W niedzielę Hezbollah wystrzelił 60 rakiet w stronę Izraela, dzień po tym, jak jeden z jego członków, Maysam Mustafa Attar, zginął w regionie Bekaa we wschodnim Libanie rakietą wystrzeloną przez izraelski dron. Izraelskie wojsko stwierdziło, że Attar był „kluczowym agentem” jednostki obrony powietrznej Hezbollahu.
Pociski Hezbollahu spowodowały pożary w północnym Izraelu, raniąc co najmniej dwie osoby, na co Izrael odpowiedział bombardowaniem artyleryjskim kilku wiosek w południowym Libanie.
Chociaż liczba ofiar śmiertelnych w Gazie przekroczyła 38 000 i choć nadal istniały duże obawy, że błędne obliczenia mogą zamienić konflikt między Izraelem a Hezbollahem w kolejną wojnę totalną, pojawiły się oznaki możliwej deeskalacji.
W raportach podano, że Hamas porzucił żądanie natychmiastowego i całkowitego zaprzestania walk i przyjął amerykańską propozycję, zgodnie z którą negocjacje w sprawie zawieszenia broni będą kontynuowane w pierwszej fazie porozumienia, podczas której ruch zacznie uwalniać kobiety, osoby starsze i chore wśród 120 izraelskich zakładników, które przetrzymuje.
Nie jest jeszcze jasne, co przerwa w wojnie w Gazie może oznaczać dla konfliktu między Izraelem a Hezbollahem, w którym zginęło 430 Libańczyków i co najmniej 25 Izraelczyków oraz wysiedlono dziesiątki tysięcy ludzi z ich domów po obu stronach granicy.
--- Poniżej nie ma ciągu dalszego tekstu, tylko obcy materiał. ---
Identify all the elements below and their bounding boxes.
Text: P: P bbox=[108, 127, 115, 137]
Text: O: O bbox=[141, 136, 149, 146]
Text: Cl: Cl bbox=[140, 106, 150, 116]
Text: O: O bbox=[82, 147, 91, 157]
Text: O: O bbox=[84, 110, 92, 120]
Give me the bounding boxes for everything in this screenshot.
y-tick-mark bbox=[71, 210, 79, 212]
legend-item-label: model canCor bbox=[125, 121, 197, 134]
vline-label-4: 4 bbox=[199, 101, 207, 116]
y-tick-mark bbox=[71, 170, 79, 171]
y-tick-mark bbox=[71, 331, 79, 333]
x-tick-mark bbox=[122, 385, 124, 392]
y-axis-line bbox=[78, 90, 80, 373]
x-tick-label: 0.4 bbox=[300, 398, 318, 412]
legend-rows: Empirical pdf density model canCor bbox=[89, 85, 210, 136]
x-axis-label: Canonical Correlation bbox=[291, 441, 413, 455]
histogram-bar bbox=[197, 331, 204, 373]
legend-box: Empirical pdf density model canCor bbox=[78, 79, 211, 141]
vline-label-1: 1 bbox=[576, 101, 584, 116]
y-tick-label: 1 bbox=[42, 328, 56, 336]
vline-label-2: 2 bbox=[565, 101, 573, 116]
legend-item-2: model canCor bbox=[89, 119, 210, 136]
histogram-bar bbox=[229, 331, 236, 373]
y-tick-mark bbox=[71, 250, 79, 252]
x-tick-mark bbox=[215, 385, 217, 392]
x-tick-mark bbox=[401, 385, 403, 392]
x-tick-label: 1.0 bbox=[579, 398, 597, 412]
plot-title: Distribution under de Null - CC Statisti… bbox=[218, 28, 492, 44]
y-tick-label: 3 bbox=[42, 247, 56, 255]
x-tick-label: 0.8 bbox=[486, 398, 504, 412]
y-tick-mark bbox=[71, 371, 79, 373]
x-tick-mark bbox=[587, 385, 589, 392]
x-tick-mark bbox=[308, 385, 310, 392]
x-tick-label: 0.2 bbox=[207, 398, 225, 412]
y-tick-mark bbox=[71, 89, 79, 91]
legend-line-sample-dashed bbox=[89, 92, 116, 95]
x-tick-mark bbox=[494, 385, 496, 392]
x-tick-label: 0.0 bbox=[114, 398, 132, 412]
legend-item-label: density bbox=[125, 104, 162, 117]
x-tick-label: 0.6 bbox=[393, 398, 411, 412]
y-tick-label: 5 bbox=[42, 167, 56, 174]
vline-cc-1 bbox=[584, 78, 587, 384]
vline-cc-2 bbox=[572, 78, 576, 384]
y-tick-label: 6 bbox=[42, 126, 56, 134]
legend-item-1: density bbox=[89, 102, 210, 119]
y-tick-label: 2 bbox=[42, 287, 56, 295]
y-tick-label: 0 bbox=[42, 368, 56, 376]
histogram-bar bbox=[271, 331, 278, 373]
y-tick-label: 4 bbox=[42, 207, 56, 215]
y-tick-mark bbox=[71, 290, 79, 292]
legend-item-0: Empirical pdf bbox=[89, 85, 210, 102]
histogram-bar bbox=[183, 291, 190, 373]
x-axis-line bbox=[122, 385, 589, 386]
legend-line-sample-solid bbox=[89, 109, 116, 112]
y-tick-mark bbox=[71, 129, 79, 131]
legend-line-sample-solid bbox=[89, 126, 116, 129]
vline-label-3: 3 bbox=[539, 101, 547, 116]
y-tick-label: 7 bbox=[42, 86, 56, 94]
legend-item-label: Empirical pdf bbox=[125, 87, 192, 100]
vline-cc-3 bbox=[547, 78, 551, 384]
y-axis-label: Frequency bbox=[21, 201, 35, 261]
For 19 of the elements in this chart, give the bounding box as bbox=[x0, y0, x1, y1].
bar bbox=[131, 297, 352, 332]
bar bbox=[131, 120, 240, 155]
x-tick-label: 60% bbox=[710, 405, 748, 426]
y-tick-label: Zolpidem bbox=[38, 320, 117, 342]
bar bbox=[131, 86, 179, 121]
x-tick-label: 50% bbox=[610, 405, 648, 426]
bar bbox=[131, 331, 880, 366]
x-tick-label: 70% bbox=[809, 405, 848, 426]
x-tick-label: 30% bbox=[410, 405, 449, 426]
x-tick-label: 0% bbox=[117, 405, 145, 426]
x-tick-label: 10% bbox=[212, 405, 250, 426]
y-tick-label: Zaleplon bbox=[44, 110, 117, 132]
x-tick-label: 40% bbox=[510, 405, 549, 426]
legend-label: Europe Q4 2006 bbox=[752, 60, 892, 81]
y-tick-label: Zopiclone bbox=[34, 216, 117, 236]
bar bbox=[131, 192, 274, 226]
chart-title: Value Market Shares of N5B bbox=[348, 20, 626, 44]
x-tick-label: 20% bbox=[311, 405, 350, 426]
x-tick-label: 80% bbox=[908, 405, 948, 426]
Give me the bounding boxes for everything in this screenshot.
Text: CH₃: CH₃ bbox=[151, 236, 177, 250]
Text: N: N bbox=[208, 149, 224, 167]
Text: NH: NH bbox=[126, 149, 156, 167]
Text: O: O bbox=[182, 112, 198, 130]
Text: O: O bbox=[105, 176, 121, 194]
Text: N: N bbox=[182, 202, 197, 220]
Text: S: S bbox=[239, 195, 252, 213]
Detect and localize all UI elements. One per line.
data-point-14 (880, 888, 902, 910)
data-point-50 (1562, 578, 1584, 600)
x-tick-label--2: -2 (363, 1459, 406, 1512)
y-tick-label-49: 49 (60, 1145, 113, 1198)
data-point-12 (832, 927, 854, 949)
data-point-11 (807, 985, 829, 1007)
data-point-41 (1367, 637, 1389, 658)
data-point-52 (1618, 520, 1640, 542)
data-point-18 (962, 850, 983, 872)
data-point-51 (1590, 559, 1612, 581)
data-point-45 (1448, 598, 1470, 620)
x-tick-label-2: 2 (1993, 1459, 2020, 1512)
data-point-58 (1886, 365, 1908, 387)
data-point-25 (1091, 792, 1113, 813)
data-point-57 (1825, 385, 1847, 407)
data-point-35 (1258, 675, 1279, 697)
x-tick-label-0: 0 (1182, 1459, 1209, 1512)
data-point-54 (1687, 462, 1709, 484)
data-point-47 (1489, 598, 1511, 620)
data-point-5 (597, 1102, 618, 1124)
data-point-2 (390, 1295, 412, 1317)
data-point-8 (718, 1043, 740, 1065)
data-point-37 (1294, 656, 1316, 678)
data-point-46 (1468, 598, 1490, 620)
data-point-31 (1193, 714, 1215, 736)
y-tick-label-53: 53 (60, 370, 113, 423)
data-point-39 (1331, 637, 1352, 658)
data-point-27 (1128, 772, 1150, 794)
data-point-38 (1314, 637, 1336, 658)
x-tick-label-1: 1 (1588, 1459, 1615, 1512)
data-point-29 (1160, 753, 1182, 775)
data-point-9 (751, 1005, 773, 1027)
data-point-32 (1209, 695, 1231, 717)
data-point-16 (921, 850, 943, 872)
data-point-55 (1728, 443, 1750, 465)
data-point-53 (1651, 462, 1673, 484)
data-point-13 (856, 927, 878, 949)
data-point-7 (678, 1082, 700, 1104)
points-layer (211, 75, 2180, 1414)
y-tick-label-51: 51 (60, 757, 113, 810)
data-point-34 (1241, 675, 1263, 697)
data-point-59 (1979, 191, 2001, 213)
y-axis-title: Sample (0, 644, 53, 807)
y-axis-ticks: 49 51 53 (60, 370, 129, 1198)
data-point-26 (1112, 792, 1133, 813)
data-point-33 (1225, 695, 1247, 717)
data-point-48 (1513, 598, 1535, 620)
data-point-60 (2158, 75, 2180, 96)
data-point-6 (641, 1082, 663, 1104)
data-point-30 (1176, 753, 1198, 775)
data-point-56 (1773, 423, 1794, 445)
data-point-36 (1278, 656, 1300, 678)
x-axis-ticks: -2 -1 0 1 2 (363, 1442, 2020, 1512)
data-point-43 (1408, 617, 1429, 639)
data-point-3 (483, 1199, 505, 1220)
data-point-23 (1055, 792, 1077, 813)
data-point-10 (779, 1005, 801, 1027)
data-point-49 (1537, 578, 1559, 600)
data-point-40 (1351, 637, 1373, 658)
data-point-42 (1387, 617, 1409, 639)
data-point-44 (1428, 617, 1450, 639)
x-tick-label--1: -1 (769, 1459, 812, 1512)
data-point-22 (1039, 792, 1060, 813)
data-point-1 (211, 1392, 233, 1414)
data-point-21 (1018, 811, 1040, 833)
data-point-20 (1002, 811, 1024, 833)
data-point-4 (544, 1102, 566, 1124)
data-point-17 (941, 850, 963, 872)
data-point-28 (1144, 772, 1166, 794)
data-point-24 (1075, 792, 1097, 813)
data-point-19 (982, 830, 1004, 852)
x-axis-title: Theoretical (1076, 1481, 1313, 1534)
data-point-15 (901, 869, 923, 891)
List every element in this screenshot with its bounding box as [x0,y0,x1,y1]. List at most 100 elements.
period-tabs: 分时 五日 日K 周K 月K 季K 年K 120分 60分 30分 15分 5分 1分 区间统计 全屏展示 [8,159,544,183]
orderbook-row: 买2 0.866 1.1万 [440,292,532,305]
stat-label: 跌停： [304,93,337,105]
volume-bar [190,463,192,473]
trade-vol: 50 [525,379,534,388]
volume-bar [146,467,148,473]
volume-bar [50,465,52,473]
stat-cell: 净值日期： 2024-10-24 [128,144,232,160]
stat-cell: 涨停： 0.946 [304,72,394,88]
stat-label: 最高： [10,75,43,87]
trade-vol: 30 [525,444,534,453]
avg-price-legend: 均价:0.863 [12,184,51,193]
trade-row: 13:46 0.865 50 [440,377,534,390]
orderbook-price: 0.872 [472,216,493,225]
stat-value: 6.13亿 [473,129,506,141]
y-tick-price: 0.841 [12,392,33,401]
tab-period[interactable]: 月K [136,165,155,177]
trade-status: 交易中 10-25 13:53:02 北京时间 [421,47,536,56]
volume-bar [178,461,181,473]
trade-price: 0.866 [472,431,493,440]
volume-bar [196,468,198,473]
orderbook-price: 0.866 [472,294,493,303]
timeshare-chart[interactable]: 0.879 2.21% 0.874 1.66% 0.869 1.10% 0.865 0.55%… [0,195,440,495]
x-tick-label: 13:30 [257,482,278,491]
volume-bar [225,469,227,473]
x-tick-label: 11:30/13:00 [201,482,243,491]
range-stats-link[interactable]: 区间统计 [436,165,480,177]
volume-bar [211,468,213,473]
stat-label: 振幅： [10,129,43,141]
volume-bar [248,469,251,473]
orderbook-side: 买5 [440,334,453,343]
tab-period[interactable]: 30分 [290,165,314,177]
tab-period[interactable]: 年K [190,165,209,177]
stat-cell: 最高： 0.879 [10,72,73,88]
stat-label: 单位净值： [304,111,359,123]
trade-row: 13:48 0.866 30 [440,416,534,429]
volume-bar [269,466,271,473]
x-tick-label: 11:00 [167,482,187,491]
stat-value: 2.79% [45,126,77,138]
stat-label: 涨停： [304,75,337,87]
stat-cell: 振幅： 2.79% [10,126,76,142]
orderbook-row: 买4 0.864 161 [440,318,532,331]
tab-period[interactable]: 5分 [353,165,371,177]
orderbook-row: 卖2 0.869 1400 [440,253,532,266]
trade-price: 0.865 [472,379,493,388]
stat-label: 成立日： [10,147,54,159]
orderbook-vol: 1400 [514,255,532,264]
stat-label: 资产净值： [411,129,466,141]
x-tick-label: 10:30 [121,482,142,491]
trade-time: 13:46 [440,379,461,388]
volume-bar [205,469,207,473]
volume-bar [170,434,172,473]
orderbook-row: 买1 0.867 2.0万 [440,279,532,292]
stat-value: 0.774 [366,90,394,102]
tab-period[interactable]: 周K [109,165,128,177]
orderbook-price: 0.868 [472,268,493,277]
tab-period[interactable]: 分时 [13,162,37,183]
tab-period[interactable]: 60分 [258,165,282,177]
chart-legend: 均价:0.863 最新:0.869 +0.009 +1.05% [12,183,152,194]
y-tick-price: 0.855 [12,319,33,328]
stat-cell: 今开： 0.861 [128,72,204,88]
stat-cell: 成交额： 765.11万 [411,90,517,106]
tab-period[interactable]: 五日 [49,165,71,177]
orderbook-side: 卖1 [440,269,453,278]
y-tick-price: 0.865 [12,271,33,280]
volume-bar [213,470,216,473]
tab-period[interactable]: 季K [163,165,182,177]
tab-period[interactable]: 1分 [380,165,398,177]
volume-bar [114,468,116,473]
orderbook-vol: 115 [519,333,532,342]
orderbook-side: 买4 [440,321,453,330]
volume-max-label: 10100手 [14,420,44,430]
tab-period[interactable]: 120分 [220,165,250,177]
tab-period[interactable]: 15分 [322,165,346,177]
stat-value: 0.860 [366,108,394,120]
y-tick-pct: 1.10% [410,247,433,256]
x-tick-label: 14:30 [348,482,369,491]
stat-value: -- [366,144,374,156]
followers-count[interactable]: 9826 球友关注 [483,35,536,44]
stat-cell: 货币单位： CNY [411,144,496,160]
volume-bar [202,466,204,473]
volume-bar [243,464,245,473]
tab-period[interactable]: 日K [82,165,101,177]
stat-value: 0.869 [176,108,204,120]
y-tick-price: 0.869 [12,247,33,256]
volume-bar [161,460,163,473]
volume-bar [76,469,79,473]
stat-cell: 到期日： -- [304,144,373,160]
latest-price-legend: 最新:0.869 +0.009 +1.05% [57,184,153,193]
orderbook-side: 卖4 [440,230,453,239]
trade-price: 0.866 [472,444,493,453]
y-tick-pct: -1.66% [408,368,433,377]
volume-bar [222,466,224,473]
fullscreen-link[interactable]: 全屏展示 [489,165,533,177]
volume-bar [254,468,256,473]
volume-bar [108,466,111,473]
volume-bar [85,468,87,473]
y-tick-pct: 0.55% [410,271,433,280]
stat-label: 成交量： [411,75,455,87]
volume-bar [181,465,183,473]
Walki są starannie skalkulowane, a obie strony starają się uniknąć większej eskalacji.
Aslani powiedział, że Iran opowiada się za jak najszybszym zawieszeniem broni w Gazie i wzdłuż granicy izraelsko-libańskiej. Dodał: „Obecna sytuacja niesie ze sobą ryzyko. Sytuacja może wymknąć się spod kontroli. Jednak zawieszenie broni nie może nastąpić w jeden sposób lub tylko z jednej strony”.
„Internetowy geek. Myśliciel. Praktyk od piwa. Ekspert od bekonu. Muzykoholik. Certyfikowany guru podróży.”